As climate control technology continues to advance, those responsible for the design and operation of these systems must keep them as environmentally friendly as possible. Energy efficient cooling and heating systems not only conserve natural resources, they also minimize monthly utility costs for warehouses, distribution centers and other commercial buildings.
Passive heating is a process that uses sunlight to warm up a building. Rays of sunlight that beam down on a roof can be transferred into solar energy, which is then converted into warm air and circulated throughout a space for heat. Used properly, HVLS fans can be a critical component in a passive heating setup.
How Passive Heating Works
According to the National Institute of Building Sciences, solar heating strategies work best in small post exchange facilities (less than 10,000 square feet), warehouses, and maintenance facilities. The basic process of passive heating is as follows:
1. During the day, the sun consistently beats down on a building.

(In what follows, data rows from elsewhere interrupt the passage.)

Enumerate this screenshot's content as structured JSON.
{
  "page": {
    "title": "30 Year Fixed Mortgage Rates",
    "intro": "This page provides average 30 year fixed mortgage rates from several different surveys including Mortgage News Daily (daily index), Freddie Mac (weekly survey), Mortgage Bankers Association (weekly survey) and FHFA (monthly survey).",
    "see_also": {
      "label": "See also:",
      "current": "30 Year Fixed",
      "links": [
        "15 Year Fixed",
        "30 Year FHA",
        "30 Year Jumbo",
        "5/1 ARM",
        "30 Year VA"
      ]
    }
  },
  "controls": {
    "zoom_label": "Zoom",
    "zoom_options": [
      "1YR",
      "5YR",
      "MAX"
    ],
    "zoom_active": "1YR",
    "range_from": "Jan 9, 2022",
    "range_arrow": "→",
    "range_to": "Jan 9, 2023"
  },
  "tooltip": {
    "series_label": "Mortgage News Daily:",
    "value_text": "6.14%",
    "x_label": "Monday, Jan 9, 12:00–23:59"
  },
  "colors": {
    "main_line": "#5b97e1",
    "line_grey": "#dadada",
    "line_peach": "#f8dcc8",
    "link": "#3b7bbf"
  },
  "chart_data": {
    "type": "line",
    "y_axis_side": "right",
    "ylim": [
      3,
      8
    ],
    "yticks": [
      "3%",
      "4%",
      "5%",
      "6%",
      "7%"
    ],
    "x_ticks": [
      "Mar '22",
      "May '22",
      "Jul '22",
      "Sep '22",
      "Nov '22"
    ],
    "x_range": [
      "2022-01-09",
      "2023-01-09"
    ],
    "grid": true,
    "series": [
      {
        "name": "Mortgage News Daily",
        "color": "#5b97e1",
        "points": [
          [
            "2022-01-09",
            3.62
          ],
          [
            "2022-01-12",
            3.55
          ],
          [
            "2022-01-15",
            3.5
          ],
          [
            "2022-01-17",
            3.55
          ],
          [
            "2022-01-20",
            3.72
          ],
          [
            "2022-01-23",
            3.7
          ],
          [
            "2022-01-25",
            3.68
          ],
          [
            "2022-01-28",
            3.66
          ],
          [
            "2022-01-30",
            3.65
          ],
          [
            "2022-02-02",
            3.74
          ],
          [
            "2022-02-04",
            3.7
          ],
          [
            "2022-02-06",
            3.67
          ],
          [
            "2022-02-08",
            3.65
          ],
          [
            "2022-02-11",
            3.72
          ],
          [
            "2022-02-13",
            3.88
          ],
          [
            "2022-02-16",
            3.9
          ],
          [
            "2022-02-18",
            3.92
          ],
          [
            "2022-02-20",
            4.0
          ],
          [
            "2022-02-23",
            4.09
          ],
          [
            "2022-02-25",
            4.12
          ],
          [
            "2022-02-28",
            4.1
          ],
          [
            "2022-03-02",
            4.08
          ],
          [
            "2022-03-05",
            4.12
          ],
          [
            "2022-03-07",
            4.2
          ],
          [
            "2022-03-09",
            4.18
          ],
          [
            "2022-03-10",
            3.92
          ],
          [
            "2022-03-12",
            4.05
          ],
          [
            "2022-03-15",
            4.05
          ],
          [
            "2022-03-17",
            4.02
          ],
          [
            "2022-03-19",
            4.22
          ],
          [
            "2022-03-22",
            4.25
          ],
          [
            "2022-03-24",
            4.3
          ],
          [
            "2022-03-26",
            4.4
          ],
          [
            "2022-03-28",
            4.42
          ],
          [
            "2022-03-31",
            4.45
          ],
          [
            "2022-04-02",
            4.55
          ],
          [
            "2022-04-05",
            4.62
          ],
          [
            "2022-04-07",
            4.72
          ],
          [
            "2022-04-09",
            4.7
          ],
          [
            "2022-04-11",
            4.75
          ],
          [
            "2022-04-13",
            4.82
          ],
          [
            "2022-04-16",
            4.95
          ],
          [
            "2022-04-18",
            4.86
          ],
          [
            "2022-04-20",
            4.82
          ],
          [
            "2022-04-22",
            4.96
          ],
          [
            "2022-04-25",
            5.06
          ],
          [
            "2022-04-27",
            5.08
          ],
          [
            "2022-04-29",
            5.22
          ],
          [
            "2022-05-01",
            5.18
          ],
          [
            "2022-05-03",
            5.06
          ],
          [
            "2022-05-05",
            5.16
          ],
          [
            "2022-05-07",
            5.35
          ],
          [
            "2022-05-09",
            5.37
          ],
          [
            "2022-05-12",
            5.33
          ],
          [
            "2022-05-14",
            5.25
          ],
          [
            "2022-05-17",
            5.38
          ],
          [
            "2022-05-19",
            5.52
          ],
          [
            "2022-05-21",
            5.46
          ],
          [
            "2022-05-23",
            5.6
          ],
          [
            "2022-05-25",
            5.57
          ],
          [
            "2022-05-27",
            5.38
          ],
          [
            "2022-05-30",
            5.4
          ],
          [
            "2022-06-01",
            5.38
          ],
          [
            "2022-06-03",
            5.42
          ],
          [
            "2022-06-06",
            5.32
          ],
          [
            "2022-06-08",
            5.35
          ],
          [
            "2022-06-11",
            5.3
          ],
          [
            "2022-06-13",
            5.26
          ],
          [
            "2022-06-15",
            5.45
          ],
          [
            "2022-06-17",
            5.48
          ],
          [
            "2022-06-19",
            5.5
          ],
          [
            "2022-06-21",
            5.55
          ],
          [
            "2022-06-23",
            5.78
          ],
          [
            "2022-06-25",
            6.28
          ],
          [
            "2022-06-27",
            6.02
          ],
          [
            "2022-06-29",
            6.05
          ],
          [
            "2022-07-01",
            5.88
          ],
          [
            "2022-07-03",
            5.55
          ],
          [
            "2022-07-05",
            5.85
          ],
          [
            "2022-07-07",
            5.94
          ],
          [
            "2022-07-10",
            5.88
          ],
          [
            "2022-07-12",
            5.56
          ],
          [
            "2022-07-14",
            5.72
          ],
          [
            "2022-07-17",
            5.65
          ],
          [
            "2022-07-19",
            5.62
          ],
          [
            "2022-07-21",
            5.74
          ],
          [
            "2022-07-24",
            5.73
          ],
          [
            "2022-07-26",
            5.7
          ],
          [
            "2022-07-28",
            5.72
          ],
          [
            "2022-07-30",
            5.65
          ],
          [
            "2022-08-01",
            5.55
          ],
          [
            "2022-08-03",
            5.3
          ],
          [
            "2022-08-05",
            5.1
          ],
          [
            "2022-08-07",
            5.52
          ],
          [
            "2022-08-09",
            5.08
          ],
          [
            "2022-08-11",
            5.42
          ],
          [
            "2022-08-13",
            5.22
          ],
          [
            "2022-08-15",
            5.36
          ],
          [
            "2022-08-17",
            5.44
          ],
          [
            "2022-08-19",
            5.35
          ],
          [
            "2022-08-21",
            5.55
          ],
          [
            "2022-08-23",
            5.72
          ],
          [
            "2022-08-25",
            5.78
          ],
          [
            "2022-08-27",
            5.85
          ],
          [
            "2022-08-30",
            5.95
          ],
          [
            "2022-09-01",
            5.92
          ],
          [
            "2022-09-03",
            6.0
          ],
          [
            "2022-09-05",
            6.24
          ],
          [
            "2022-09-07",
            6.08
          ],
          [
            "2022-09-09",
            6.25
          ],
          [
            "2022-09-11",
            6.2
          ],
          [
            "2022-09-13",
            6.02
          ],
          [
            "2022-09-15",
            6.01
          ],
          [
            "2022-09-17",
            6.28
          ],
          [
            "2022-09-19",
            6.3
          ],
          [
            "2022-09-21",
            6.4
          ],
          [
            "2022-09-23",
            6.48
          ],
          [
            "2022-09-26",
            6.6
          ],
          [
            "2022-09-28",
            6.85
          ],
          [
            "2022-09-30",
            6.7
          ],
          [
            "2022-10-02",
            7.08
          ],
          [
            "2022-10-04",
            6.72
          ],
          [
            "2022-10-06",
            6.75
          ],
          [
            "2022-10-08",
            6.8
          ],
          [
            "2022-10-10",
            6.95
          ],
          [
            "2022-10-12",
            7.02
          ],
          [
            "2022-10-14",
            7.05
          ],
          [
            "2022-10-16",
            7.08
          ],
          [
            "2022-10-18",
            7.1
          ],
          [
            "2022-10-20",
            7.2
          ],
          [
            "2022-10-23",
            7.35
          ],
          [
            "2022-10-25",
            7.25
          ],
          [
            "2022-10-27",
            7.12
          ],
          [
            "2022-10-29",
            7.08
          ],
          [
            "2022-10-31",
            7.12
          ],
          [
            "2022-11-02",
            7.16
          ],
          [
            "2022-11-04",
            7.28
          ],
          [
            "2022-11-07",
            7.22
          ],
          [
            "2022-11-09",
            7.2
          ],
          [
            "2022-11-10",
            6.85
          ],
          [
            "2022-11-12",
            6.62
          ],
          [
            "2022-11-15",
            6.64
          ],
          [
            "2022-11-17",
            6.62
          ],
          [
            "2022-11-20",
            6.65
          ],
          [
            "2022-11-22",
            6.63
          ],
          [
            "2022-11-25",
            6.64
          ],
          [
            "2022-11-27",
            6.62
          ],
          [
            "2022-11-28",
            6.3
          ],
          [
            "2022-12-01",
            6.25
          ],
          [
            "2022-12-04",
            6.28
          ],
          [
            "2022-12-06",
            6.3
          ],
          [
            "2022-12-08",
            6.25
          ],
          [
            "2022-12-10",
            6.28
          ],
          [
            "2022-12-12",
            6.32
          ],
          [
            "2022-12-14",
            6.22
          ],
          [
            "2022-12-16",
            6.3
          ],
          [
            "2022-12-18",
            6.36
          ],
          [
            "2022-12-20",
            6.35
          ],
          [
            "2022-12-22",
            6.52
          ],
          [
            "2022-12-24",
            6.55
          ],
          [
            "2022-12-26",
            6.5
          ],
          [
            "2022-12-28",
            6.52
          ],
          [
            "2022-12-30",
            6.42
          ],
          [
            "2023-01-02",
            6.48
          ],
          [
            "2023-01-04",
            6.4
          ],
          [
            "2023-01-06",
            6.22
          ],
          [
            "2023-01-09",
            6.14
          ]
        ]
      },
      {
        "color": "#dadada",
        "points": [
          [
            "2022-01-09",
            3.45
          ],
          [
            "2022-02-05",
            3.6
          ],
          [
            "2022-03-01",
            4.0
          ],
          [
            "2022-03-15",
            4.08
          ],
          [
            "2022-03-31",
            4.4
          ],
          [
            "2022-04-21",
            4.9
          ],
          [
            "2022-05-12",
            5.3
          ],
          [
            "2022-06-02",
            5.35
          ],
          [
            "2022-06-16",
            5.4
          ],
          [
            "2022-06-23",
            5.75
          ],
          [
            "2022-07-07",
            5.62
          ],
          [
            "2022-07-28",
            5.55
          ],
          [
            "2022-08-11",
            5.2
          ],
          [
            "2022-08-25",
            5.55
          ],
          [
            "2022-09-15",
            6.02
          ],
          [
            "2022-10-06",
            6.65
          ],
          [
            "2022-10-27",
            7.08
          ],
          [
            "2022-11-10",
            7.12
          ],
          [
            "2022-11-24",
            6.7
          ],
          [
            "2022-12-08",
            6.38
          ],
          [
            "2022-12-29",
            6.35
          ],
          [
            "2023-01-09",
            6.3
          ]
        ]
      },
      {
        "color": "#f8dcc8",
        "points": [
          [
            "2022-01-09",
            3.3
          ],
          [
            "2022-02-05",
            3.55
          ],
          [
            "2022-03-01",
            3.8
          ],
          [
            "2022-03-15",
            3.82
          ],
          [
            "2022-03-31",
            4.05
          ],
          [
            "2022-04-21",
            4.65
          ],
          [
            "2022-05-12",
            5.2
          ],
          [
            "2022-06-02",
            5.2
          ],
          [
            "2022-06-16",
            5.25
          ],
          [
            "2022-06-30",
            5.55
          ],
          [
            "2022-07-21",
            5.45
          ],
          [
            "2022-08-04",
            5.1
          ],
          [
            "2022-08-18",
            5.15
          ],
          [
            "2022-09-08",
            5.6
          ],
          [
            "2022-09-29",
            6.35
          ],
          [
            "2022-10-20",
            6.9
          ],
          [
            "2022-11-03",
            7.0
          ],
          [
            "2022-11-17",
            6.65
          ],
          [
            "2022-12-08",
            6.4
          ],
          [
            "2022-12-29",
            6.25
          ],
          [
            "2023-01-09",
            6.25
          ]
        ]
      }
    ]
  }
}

2. Solar energy from the sun is collected through windows and in parts of a building called “thermal mass.” Thermal mass is defined as materials in the building that tend to collect heat, like concrete, brick, etc.
3. The collected solar energy is distributed back down into a space through convection.
According to the Whole Building Design Guide, even a modest amount of passive solar heating can reduce auxiliary heating requirements as much as 25%. Because of their ability to distribute a large amount of air, HVLS fans can be very effective in the third step of the passive heating process.
HVLS Fans Spread Solar Warmth in a Facility
One of the challenges of passive heating is circulating warm air effectively. Since warm air is not as dense as cooler air, it tends to rise up and stay at the ceiling on top of cold air closer to ground level. This effect, known as heat stratification, explains why buildings with lots of heat from solar energy or conventional HVAC systems (or both) sometimes still feel cold.
HVLS fans can counteract stratification and distribute heat by running in reverse. Instead of pushing air downwards as the fan normally would, an HVLS fan running in reverse pulls cold air up, which displaces warm air and sends it down to the building’s ground level. This is especially important in facilities that use passive heating, since much of the solar energy that enters a building comes in through the ceiling. If there is no method of distributing the energy down to the rest of the space, passive heating won’t be as effective.
With the right building design and materials, you don’t need to crank your heat up to high levels to keep a building warm. Passive heating takes advantage of natural solar energy that enters your space. To maximize the success of your passive heating, consult with a solar specialist and choose a method of air distribution that can efficiently send warm air from your building’s ceiling down to the ground.